Just an update the new SpeedPassion Reventon ESC's are now ROAR Blinky legal and on the ROAR website.

http://www.roarracing.com/?page_id=737


----------



## ercwhtsd (Jun 25, 2008)

*Weekend Results*

First, let me say thank you to everyone who came to race this weekend. It was great to see so many for a day of racing. Thank you as well for making sure we were able to accomodate all with pit space.

Last of all, thank you for understanding the parking situation and helping to make sure that the spots in front of the other business's remained open as best as we could. It helped, but in the end, ddidn't seem to be enough. So we have a month to figure something out.

Driver's from WI,IL,IN,OH,MI,IA and MO were alll in attendance. Thanks to Jeff Mo for handling the thankless job of tech and you the racers for making the day run smoothly and efficiently.

Good luck to all the driver's heading to the champs, have a great Thanksgiving weekend and be safe.


----------



## mrbighead (Dec 17, 2008)

Thanks, for running the races as fast as you could. I got home around 3 a.m fighting the fog all the way. lol I'm buying the pizza next time and tell Blake no ordering pork..


----------



## TrickyOne (Nov 12, 2002)

*ROAR banned the Trinity D3.5 17.5 motor*

From the ROAR website:
After a great deal of consideration the ROAR Executive Committee has determined that the Trinity D3.5 motor and others based on the D3.5, do not comply with the organization’s required specifications for motors in the 17.5 stock class. The determination is based on the fact that motors being sold are built with wire that’s larger than maximum specification permitted. All of the random samples of the D3.5 based motors during the announced compliance checks tested with wire that’s larger than the maximum dimension. Rule 8.8.4.3.1 states clearly that “The three slotted stator must be wound with 17.5 turns of 2 strands of a maximum diameter of 20AWG or 0.813 mm per slot. A diameter of .813mm is the nominal measurement of 20AWG wire, and that it is the stated maximum wire diameter permitted. It’s on this basis that the Executive Committee made its determination. 

http://www.roarracing.com/?p=1842 

Guys we are following ROAR rules for motors but because this rule just popped up a day or two before our next race we are going to allow them to be used on Saturday but after that they will be Banned and not allowed to be used until further notice.

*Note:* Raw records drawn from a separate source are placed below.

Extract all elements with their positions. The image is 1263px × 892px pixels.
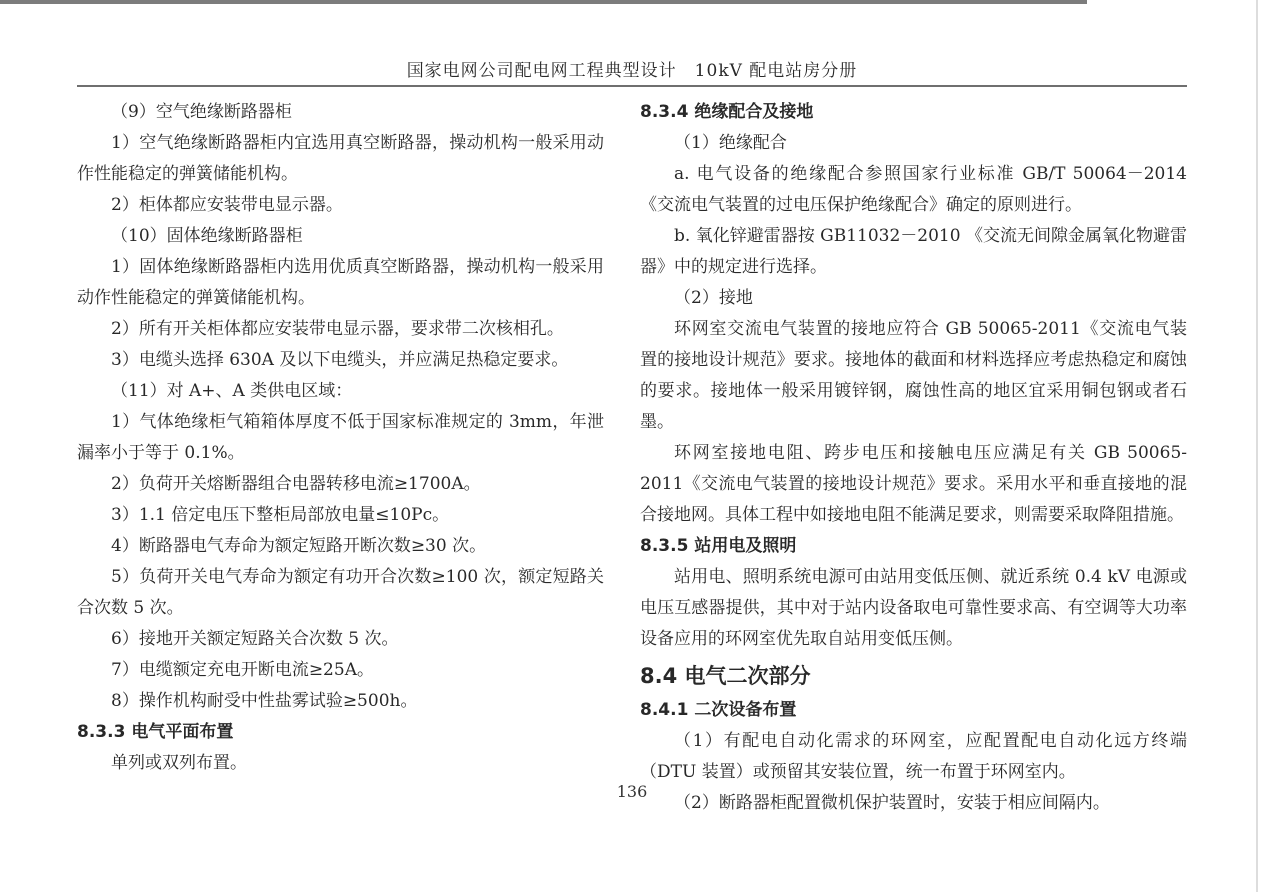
body-paragraph: 6）接地开关额定短路关合次数 5 次。 bbox=[77, 624, 604, 655]
right-column: 8.3.4 绝缘配合及接地（1）绝缘配合a. 电气设备的绝缘配合参照国家行业标准… bbox=[640, 97, 1187, 819]
section-heading: 8.4 电气二次部分 bbox=[640, 657, 1187, 695]
section-heading: 8.3.5 站用电及照明 bbox=[640, 531, 1187, 562]
scan-artifact-right-edge bbox=[1256, 0, 1258, 892]
running-header-title: 国家电网公司配电网工程典型设计 10kV 配电站房分册 bbox=[77, 56, 1187, 81]
body-paragraph: a. 电气设备的绝缘配合参照国家行业标准 GB/T 50064－2014 《交流… bbox=[640, 159, 1187, 221]
body-paragraph: 5）负荷开关电气寿命为额定有功开合次数≥100 次，额定短路关合次数 5 次。 bbox=[77, 562, 604, 624]
page-footer: 136 bbox=[77, 782, 1187, 801]
body-paragraph: （1）有配电自动化需求的环网室，应配置配电自动化远方终端（DTU 装置）或预留其… bbox=[640, 726, 1187, 788]
page-number: 136 bbox=[617, 782, 648, 801]
left-column: （9）空气绝缘断路器柜1）空气绝缘断路器柜内宜选用真空断路器，操动机构一般采用动… bbox=[77, 97, 604, 779]
section-heading: 8.3.3 电气平面布置 bbox=[77, 717, 604, 748]
body-paragraph: 站用电、照明系统电源可由站用变低压侧、就近系统 0.4 kV 电源或电压互感器提… bbox=[640, 562, 1187, 655]
body-paragraph: 2）所有开关柜体都应安装带电显示器，要求带二次核相孔。 bbox=[77, 314, 604, 345]
body-paragraph: 1）气体绝缘柜气箱箱体厚度不低于国家标准规定的 3mm，年泄漏率小于等于 0.1… bbox=[77, 407, 604, 469]
body-paragraph: 1）空气绝缘断路器柜内宜选用真空断路器，操动机构一般采用动作性能稳定的弹簧储能机… bbox=[77, 128, 604, 190]
body-paragraph: 环网室接地电阻、跨步电压和接触电压应满足有关 GB 50065-2011《交流电… bbox=[640, 438, 1187, 531]
body-paragraph: 4）断路器电气寿命为额定短路开断次数≥30 次。 bbox=[77, 531, 604, 562]
body-paragraph: 8）操作机构耐受中性盐雾试验≥500h。 bbox=[77, 686, 604, 717]
scan-artifact-top-edge bbox=[0, 0, 1087, 4]
body-paragraph: 3）1.1 倍定电压下整柜局部放电量≤10Pc。 bbox=[77, 500, 604, 531]
body-paragraph: （11）对 A+、A 类供电区域： bbox=[77, 376, 604, 407]
body-paragraph: 3）电缆头选择 630A 及以下电缆头，并应满足热稳定要求。 bbox=[77, 345, 604, 376]
body-paragraph: 环网室交流电气装置的接地应符合 GB 50065-2011《交流电气装置的接地设… bbox=[640, 314, 1187, 438]
section-heading: 8.3.4 绝缘配合及接地 bbox=[640, 97, 1187, 128]
document-page: 国家电网公司配电网工程典型设计 10kV 配电站房分册 （9）空气绝缘断路器柜1… bbox=[0, 0, 1263, 892]
body-paragraph: b. 氧化锌避雷器按 GB11032－2010 《交流无间隙金属氧化物避雷器》中… bbox=[640, 221, 1187, 283]
content-columns: （9）空气绝缘断路器柜1）空气绝缘断路器柜内宜选用真空断路器，操动机构一般采用动… bbox=[77, 97, 1187, 819]
body-paragraph: 1）固体绝缘断路器柜内选用优质真空断路器，操动机构一般采用动作性能稳定的弹簧储能… bbox=[77, 252, 604, 314]
body-paragraph: （2）接地 bbox=[640, 283, 1187, 314]
body-paragraph: 单列或双列布置。 bbox=[77, 748, 604, 779]
body-paragraph: （9）空气绝缘断路器柜 bbox=[77, 97, 604, 128]
body-paragraph: 2）柜体都应安装带电显示器。 bbox=[77, 190, 604, 221]
body-paragraph: 7）电缆额定充电开断电流≥25A。 bbox=[77, 655, 604, 686]
section-heading: 8.4.1 二次设备布置 bbox=[640, 695, 1187, 726]
body-paragraph: （10）固体绝缘断路器柜 bbox=[77, 221, 604, 252]
body-paragraph: （1）绝缘配合 bbox=[640, 128, 1187, 159]
body-paragraph: 2）负荷开关熔断器组合电器转移电流≥1700A。 bbox=[77, 469, 604, 500]
header-rule bbox=[77, 85, 1187, 87]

We dont want to make anyone have to go run out and buy another motor for saturday but you will need to have another motor for the final race in February. 

This applies only to the 17.5 motors at this point none of the other D3.5 base motors are banned. This also apply to all D3.5 base 17.5 motors that are sold by another motor tuner IE...Fantom, EA motorsports and Hurricane Etc...


----------



## BATTMAN (Jul 18, 2009)

Looks like some really good racing there


----------



## ercwhtsd (Jun 25, 2008)

*Weekend Results*

Here are the results from round 3


----------



## BATTMAN (Jul 18, 2009)

what layout are you running for those lap times in VTA?


----------



## ercwhtsd (Jun 25, 2008)

BATTMAN said:


> what layout are you running for those lap times in VTA?


look at our facebook page, it is on there


----------